In some cases, that may even be true. But religion is also a powerful force capable of transforming the lives of believers and dictating their actions 24 hours a day, seven days a week—for better or for worse. Ignoring this fact, instructing Muslims about the precepts of their “real” religion, doesn’t explain why so many actually believe that IS and other radical extremist are true Muslims, or why some young Europeans—with or without jobs, opportunities, or broken systems of governance—join IS. And it sure as hell doesn’t explain how to stop them.
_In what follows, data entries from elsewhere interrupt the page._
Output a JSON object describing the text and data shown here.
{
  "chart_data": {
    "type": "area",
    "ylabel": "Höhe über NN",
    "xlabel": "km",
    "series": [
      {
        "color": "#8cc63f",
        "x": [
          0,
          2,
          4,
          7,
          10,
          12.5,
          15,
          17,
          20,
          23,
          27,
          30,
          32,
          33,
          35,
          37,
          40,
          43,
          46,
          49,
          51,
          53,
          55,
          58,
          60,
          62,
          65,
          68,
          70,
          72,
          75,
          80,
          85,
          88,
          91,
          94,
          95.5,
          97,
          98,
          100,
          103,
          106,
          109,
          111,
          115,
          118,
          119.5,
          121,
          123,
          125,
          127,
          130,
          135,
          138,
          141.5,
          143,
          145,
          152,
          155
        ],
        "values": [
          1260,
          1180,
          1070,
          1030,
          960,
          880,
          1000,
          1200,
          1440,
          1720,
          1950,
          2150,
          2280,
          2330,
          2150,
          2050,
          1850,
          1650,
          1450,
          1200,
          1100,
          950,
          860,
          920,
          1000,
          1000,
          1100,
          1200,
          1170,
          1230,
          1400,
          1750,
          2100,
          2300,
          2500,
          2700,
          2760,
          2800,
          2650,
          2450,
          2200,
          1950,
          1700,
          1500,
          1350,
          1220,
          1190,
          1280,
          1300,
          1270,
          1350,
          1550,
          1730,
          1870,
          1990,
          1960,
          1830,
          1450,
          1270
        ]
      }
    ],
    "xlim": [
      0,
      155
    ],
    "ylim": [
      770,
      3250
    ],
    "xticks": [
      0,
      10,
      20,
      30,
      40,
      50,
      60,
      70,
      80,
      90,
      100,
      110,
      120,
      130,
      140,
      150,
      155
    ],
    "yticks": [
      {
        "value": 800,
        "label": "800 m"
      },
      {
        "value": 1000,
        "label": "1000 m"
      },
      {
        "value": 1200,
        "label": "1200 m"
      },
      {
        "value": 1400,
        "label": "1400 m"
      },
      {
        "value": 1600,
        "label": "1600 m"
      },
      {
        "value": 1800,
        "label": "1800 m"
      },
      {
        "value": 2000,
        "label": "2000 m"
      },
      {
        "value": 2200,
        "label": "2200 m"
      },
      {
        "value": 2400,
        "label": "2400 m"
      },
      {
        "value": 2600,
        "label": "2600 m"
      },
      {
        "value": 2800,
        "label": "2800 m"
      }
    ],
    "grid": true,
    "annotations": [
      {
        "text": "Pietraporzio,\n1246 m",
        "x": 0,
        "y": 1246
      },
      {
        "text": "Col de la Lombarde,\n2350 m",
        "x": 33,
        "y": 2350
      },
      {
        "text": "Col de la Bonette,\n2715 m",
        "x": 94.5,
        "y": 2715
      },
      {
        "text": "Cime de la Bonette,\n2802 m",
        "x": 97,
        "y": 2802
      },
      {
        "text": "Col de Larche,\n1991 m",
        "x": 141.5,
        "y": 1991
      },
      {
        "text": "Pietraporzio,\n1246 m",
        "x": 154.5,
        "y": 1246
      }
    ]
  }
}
What, then, about Iran? After all, it calls itself the Islamic Republic; it has killed hundreds of American soldiers in Lebanon and Iraq; there’s scarcely an Islamic terrorist organization it hasn’t supported at one time or another; it currently backs Shiite militias in Iraq that are just as brutal as IS. So why hasn’t the U.S. applied the zombie doctrine to the ayatollahs? According to that doctrine, you can’t negotiate with zombies, yet Washington negotiates enthusiastically with Tehran. And why hasn’t the president declared that there’s nothing Islamic about the Islamic Republic, or accused Iran’s Supreme Leader of perverting Islam?

The answer is that, in the case of Iran, the logic of the zombie doctrine runs in the other direction. The Iranian government is willing to speak softly and sit politely through negotiations in Geneva; therefore, it can’t consist of zombies. If the ayatollahs aren’t zombies, it follows that they must be rational beings just like us. And since religion must be discounted as a motivating factor in their politics or in their diplomacy—or in their words—their very willingness to speak is more significant than what they actually say. After all, chanting “Death to America!” is just a ritual declaration, with no bearing on real life. The Islamic Republic’s ideas—and even its actions—must be ignored.

Here’s a hint to IS: start negotiating, say, a 30-percent reduction in beheadings in return for economic aid and diplomatic recognition and maybe you, too, can change from being zombies, to being “adversaries,” and thence to worthy partners with an important role to play in the stabilization of the Middle East.

Ideology alone does not govern human actions, but ignoring or dismissing it is foolish, dangerous, and often fatal. Some followers of IS may be brainwashed youth, but that does not make them zombies, either. After all, zombies lack the most important thing needed for brainwashing: a brain.